Writing a cogent and convincing argument is not a problem that can be solved with linear algebra. Ethics is not the differential equations of competing interests. That you would consider a good math education to be a core component of critical thinking appears to serve as an example proof of why engineers are poorly trained in critical thinking skills.

Proving a mathematical theorem is the kind of absolute proof no amount of cogent and convincing arguing will ever touch.

Ethics is a set of rules, critically occupied with filtering out simple egoistic urges from greater human goals.

I think you're confusing critical thinking with empathy and emotional insight.

To understand humans, you have to understand our emotions and that requires empathy. Combine empathy with critical thinking and you can have insights about our emotional lives.

Engineers are not poorly trained in critical thinking skills, quite the opposite.

Some engineers are very empathic people. A few seem to posses a distinct lack of empathy and little intuition as to how other feel. But those individuals are rare and not confined to engineering.

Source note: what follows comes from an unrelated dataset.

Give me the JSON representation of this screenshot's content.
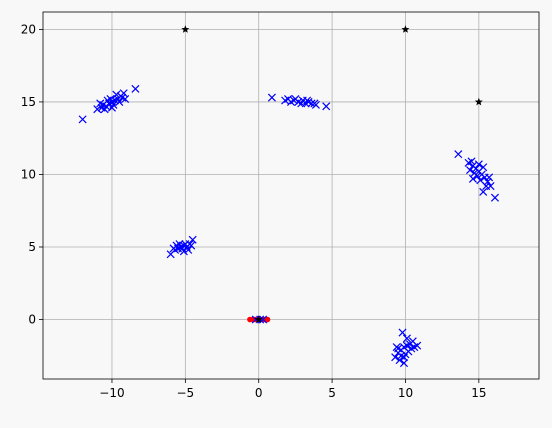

Convincing arguments depend on who you're trying to convince, know your audience. The same argument won't convince engineers and astrologists.

Any good engineer has excellent communication skills, they wouldn't be a good engineer otherwise. And cogent convincing arguments are an intimate part of every engineer's life.

The study of math, physics, logic, will greatly improve your ability to come up with convincing arguments.

> The study of math, physics, logic, will greatly improve your ability to come up with convincing arguments.

As will the study of history, philosophy, rhetoric, and psychology. Let's be honest here. Physics has no place in that list, logic is a subset of math, and a strong case could be made that math is just applied philosophy/epistemology (and the reverse is also true.) There is a reason that math is considered a liberal art and not an engineering discipline...

There is a difference between real "higher math" and the applied math that engineering students learn as a part of their vocational training. The former is useful for enhancing critical thinking, the latter is not.

And math, real math, is not about the mindless execution of predefined algorithms such as linear algebra. It is about understanding those algorithms, using higher-order logic to understand what is universally true, conditionally true, and so forth.
From the article: The essence of a humanities education — reading the great literary and philosophical works and coming “to grips with the question of what living is for” — may become “a great luxury that many cannot afford.”

Good Will Hunting rebuts this quite well:

You wasted $150,000 on an education you coulda got for $1.50 in late fees at the public library.

A humanities education is not a luxury that no one can afford. A humanities degree is.